The second whammy comes from higher interest rates. Many jurisdictions require the appeal bond to cover interest and costs during the appeal. During 2009 to 2019, appellants benefited from historically low interest rates.

Using the federal rate as required in many federal district courts as a proxy and assuming it takes two years for an appeal to conclude, appellants in certain jurisdictions are having to obtain appeal bonds for roughly 4% to 8% more than they were in the prior decade.
State Appeal Bond Caps
Many states have placed limits on the amount of the appeal bond required by an appellant. Some states like in Texas, Georgia, Hawaii, and Virginia simply cap the dollar amount required, and each of these states have currently set the maximum bond amount at $25 million. Based on our research, those states that have caps typically range between $25 million to $150 million.

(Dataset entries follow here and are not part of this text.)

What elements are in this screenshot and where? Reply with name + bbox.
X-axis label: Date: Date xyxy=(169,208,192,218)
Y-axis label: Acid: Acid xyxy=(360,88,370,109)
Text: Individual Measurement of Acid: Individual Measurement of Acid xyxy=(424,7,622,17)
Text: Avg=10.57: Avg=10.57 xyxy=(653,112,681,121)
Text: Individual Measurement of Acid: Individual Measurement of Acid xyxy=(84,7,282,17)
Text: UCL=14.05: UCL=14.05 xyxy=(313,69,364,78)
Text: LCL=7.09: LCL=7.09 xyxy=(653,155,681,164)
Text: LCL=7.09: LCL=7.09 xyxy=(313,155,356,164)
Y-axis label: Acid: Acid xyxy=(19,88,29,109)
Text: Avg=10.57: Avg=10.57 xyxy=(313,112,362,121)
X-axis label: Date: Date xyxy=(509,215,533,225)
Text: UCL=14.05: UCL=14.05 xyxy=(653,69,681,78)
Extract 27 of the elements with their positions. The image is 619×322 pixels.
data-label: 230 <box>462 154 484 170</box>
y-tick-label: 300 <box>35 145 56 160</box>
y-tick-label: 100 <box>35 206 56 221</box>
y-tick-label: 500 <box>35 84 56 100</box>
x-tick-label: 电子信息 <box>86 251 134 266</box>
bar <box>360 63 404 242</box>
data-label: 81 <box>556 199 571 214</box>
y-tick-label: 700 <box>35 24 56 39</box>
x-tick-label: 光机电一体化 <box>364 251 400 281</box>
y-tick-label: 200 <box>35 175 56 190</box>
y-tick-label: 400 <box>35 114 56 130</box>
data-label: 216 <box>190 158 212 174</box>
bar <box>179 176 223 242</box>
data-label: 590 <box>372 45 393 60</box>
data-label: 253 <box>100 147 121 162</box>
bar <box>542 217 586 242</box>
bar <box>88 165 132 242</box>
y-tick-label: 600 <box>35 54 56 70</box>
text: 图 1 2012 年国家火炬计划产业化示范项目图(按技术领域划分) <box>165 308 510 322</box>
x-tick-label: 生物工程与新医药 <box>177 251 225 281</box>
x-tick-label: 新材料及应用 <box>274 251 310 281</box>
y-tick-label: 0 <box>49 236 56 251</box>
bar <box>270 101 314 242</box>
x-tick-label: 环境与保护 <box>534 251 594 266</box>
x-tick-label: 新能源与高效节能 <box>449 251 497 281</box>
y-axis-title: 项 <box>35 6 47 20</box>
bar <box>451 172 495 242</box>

Several states have carveouts for small businesses such as the $1 million bond limit in Nevada or limitations or exemptions for Master Settlement Agreements. Texas also has a unique rule limiting the appeal bond to 50% of the appellant’s net worth.
Due to the higher verdicts and interest rates, we are seeing more bonds hit these caps than we did in the past, which is helping to limit the size bond that some appellants would otherwise be required to obtain.
Impact of Larger Bond Requirements
Caps on appeal bonds only help in those states that have them and only for judgments that actually hit the cap. As a result, it can be harder for some appellants to qualify for the larger appeal bonds both with and without collateral. Let’s take a look at both situations.
Uncollateralized Bonds
When a surety company considers providing a bond on an uncollateralized basis, they review the financial strength of the appellant relative to the bond size required. Therefore, if someone needs a $10 million appeal bond instead of $5 million, the requirements are going to be greater for the higher amount.
While there are no set ratios, because a variety of factors are considered, the surety is generally looking for the appellant to have cash, liquid resources, and credit lines of 10 to 20 times that of the bond required to demonstrate that they will be able to easily satisfy the judgment on their own in 2 to 3 years when the appeal is finally concluded.
Larger bonds obviously make this more difficult, and this is particularly true for smaller to mid-sized businesses. As a result, we are seeing some appellants who may have qualified for uncollateralized bonds in the past be required to put up collateral.
Collateralized Bonds
If a surety company cannot qualify the appellant for the bond based on their financial strength, then the surety will require collateral. The collateral typically has to be in the full amount of the bond. While there are some limited exceptions, roughly 95% of bonds are either written without any collateral or collateral in the full amount of the bond. Larger judgments and ultimately, larger appeal bond requirements have made it more difficult for some appellants to have enough collateral available to fully secure the bond.
Alternative Solutions
We have seen a few courts allow for smaller bond amounts even when there is not a statutory cap in place. There have also been instances where the parties have been able to stipulate to a lower bond amount than the rules require. Often the judgment creditor is incentivized to take something rather than nothing.
In both instances, the judgment debtor typically has to demonstrate their inability to obtain the bond for the full amount, and we are often asked to provide affidavits in these situations confirming this to be the case.
Conclusion
The dual pressures of rising verdict sizes and higher interest rates are reshaping the appeal bond landscape. While state-imposed caps and alternative solutions offer some relief, they are far from universal. Appellants must proactively plan for the financial demands of an appeal, including early evaluation before a judgment is entered and discussion of the potential collateral requirements. Defense and appellate council are on the front lines of this and in the best position to advise their clients to take these steps early.